10 de noviembre de 1977

Susan:

Eres la persona con la que quiero compartir esta noticia: mi primera gran campaña publicitaria acaba de ser aceptada. En unas pocas semanas uno de mis proyectos se convertirá en un inmenso cartel que se distribuirá por toda la ciudad. Se trataba de promover el Museo de Arte Moderno. Cuando estén impresos, te enviaré uno. Así pensarás en mí de vez en cuando. También te haré llegar el artículo que aparecerá en una revista profesional. Acabo de salir de la entrevista. Echo de menos tus cartas. Sé que tienes mucho trabajo, pero también sé que ésa no es la única razón de tu silencio. Te echo de menos, en serio. Probablemente no debería decírtelo, pero no voy a jugar contigo al estúpido juego del disimulo.

Pensaba en ir a visitarte en la primavera. Me siento culpable por no habértelo propuesto antes. Como todo el mundo, soy egoísta. Quiero ir a descubrir ese mundo tuyo y comprender qué es lo que te retiene tan lejos de nuestra vida y de todas las confidencias de nuestra infancia. Paradoja de la omnipresencia de tu ausencia, salgo a menudo con esa amiga de la que ya te he hablado. Siento que cada vez que te hablo de ella, de algún modo huyo. ¿Por qué te cuento esto? Porque todavía tengo la sensación absurda de traicionar una esperanza no confesada. Tengo que desembarazarme de este sentimiento. Quizás escribirte sea una manera de despertarme.

Tal vez regreses algún día, y entonces ¡cómo desearé no haberte esperado, no escuchar todas las palabras que me dirás o simplemente hacer caso omiso de ellas como contrapartida a tu ausencia!

No iré a verte en primavera, era una mala idea, a pesar de que me muero de ganas de hacerlo. Creo que tengo que tomar cierta distancia con respecto a ti, y por lo poco que me escribes, adivino que tú piensas lo mismo.

Te abrazo.

Philip

P. D.: Siete de la mañana. Tomando el desayuno vuelvo a leer lo que te escribí ayer. Esta vez te dejaré leer lo que habitualmente tiro a la papelera.


Al igual que tantas cosas a su alrededor, Susan también cambiaba. La aldea abrigaba doscientas familias y los ritmos de todas esas existencias apenas cicatrizadas poco a poco se confundían con los de un pueblo.
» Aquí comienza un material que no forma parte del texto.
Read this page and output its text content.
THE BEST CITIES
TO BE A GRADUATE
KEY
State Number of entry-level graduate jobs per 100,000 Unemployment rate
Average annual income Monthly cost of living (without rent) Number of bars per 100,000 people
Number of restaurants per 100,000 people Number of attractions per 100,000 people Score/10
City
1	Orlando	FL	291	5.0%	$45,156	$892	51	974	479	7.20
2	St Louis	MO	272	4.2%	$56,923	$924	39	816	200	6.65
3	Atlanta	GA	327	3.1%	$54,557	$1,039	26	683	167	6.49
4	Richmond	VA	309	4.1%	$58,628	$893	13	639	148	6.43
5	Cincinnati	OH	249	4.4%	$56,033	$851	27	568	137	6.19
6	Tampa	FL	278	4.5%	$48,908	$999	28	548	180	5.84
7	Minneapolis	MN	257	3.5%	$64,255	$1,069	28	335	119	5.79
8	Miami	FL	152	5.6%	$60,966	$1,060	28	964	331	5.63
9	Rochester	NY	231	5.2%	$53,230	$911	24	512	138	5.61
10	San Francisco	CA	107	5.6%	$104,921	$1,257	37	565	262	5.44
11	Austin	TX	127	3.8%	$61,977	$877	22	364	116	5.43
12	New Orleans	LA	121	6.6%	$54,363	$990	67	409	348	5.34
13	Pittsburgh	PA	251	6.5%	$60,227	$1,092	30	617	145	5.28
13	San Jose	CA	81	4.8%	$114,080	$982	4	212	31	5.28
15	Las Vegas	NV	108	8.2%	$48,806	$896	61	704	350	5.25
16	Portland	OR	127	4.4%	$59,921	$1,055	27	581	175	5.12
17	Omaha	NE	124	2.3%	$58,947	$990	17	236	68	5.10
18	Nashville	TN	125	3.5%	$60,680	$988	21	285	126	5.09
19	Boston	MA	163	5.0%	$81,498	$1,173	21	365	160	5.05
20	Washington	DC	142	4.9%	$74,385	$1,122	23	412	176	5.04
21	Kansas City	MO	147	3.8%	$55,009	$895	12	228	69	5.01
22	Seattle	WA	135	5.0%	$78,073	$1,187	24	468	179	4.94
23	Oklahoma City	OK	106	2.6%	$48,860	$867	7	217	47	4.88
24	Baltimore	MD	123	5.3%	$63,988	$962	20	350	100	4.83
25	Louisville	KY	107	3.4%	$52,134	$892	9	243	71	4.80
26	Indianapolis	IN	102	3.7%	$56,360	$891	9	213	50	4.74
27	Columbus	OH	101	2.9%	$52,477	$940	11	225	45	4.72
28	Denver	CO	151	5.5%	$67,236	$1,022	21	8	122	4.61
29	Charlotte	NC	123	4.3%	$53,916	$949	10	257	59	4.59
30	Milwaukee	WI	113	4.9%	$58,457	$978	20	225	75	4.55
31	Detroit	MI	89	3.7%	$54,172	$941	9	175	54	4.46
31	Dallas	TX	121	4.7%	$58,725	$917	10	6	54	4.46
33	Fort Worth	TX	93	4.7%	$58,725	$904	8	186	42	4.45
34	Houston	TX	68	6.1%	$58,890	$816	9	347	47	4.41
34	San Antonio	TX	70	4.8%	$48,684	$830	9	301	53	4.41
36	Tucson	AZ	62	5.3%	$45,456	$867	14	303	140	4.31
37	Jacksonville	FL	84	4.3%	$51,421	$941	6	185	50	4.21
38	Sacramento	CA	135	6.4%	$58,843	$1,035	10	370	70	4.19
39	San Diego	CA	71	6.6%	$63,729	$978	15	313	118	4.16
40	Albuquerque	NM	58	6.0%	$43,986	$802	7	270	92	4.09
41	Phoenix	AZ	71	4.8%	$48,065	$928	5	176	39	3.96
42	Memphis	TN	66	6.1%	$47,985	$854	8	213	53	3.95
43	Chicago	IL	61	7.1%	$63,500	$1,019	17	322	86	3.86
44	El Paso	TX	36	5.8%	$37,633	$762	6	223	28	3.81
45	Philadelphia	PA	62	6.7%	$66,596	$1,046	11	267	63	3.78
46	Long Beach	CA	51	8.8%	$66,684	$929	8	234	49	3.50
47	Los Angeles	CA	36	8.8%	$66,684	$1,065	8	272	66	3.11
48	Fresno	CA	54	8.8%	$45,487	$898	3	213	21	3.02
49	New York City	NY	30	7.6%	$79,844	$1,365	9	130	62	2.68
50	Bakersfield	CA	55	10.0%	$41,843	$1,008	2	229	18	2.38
Aquel invierno las cartas de Philip se hicieron más esporádicas, las repuestas más difíciles de escribir. Susan festejó la Nochevieja con su equipo al completo en un restaurante de Puerto Cortés. Hacía un tiempo extraordinario y la noche acabó en el malecón, frente al mar. Al amanecer del nuevo año todo el país parecía haber recuperado la actividad. El puerto había recobrado la agitación y desde hacía varias semanas el baile de las grúas que giraban sobre los portacontenedores era incesante. Desde la madrugada hasta la puesta del sol el cielo era recorrido por los aviones que garantizaban las comunicaciones entre los diferentes aeropuertos. No se habían reconstruido todos los puentes, pero las huellas del huracán eran casi inapreciables, ¿o acaso es que la gente se había acostumbrado a ellos?

Las noches estrelladas prometían un año hermoso y el retorno de las cosechas generosas. La sirena de un carguero anunciaba la medianoche y la salida de un cargamento de plátanos rumbo a Europa.


Philip pasó a buscar a Mary por su casa. Tenían que ir a la fiesta de Nochevieja que organizaba su revista en la planta treinta tres de un rascacielos cercano al del New York Times. Bajo el abrigo ella llevaba puesto un largo y ceñido vestido negro; se había colocado una estola de seda sobre los hombros. Ambos estaban de buen humor. Aunque de vez en cuando se daban la vuelta para llamar a un taxi, sabían que esa noche de fiesta tendrían que ir a pie hasta Times Square. La noche era estrellada y apacible. Mary, silenciosa, sonreía y Philip, animado por su diatriba, le describía los males de la publicidad. Un semáforo los retuvo en el cruce de la calle Quince.

– Hablo demasiado, ¿no?

– ¿Tengo cara de aburrirme? -respondió ella.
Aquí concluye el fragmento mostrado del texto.